Even the best-running engine–or the most well-built house–needs an occasional tune-up or a fresh coat of paint. So too with governing documents which are so vital to the operation of the place you call home. As times change and people come and go, the documents that direct and guide the course of your building may need to be adjusted or reassessed to best serve the community they govern. The key to making these changes smoothly and with minimal disruption lies in understanding the documents themselves and how they relate to–and differ from–each other.
How It All Stacks Up
Lawyers and brokers will often refer to a "hierarchy of documents"–their term for the various papers and forms that delineate the who, what, where, when and why of co-op and condo operations. The hierarchy differs slightly between the two types of residences. A co-op, for example, is established through the Certificate of Incorporation.

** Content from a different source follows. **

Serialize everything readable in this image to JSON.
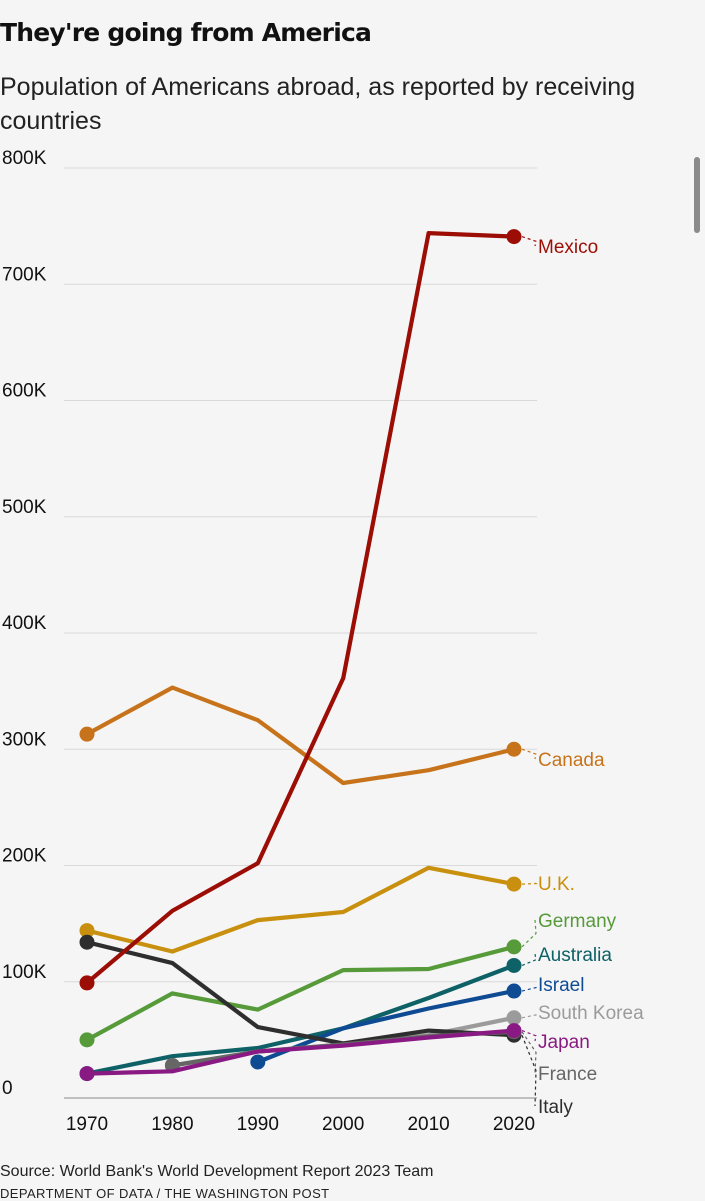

The certificate indicates how many shares the co-op corporation will be divided into and establishes all other corporate aspects of the venture.
For condos, the rules of establishment are slightly different. To create a condominium, a Declaration of Condominium must be made with the county clerk’s office. This document establishes the number of units which individuals are going to own and also defines common elements.
Next down on the ladder are the bylaws, which form the basic guide for how the co-op or condo will do business. Bylaws lay out everything from the organization’s purpose to its form of government and method of elections to a description of the directors and number of officers.